As readers know, I am an ambivalent but devoted Anglophile. So I truly savored "A Symposium on London" in the Spring 2011 issue of The Threepenny Review (a periodical that I posted about on 3/14/10). In the "symposia" frequently published in that quarterly, various authors are asked to write about a given topic, and the contributions are varied, original, and often surprising; it is always a pleasure to read them. The current symposium is no exception...what a trove of riches! James Lasdun writes of coming home from boarding school to his family's house in Notting Hill Gate, just as the "flowering hippie culture" blossomed. Robert Pinsky tells the story of his year in London in the early 1970s, which was, "for a young American of my living in the past...the houses seemed like survivals from nineteenth-century fiction." Anne Wagner, living in London now, mourns what she perceives as the homogenization of London, and concludes that she is "going to have to settle for an imaginary London, artificially built up" out of bits and pieces of current and former aspects of the city. James Campbell, a Scot, writes about how he gradually came to identify himself as a Londoner, partly through his exciting discovery that Robert Louis Stevenson had lived in the same neighborhood that Campbell did.
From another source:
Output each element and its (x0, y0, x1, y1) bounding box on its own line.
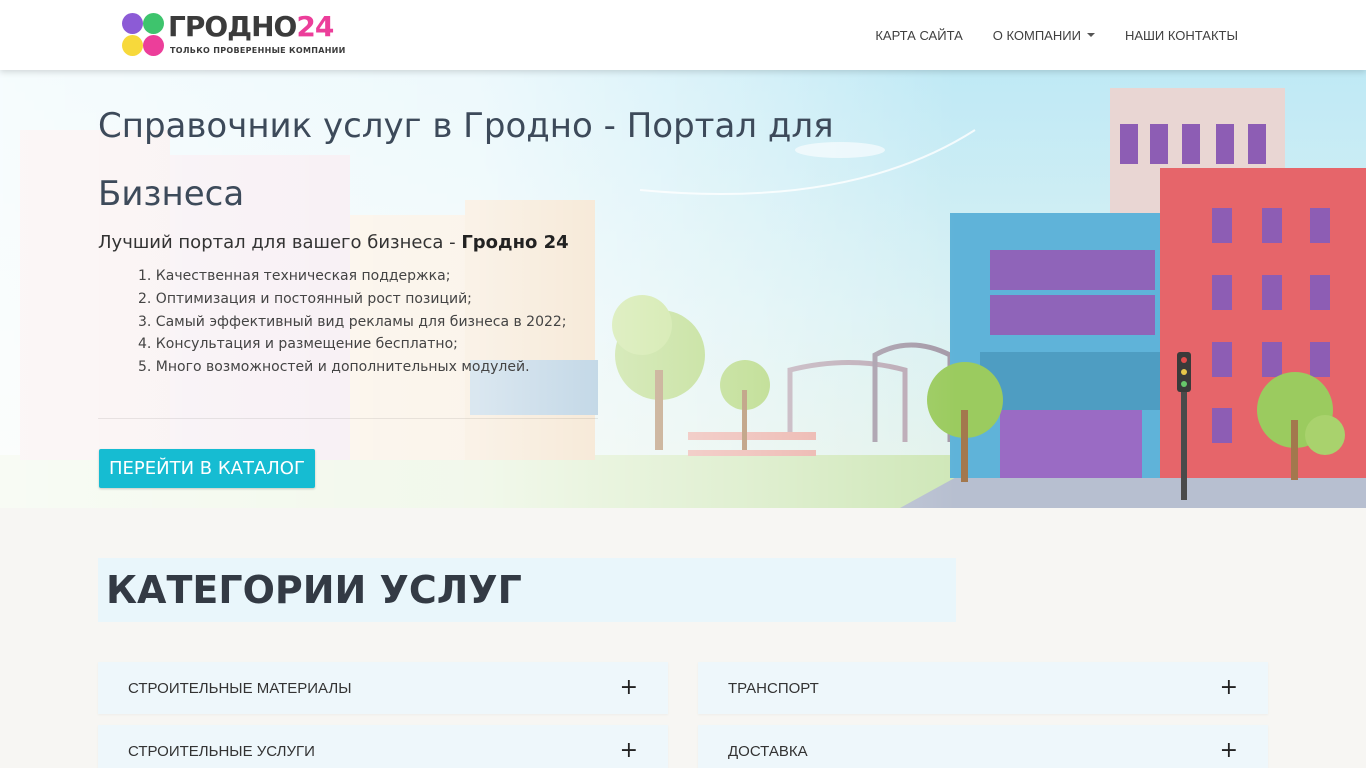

Wendy Steiner fondly remembers her three years in London in the 1980s as "a time of continual, uncanny exhilaration...." For her, "All those literary palaces and parks and seedy alleys that filled my imagination -- Baker Street, Kensington Gardens, Whitehall, the Strand -- now filled the literal fog of afternoon walks....The nightingales we heard on Hampstead Heath were Keats's nightingales, and the gathering shadows on the Heath took on a touch of the sublime as we recited Blake's 'Tyger'...." And Dee Shulman concludes her piece as follows: "I still wake up every morning and giggle with delight at the sheer bloody deliciousness of our fabulous, filthy, noisy, beautiful, scary, wildly exuberant London."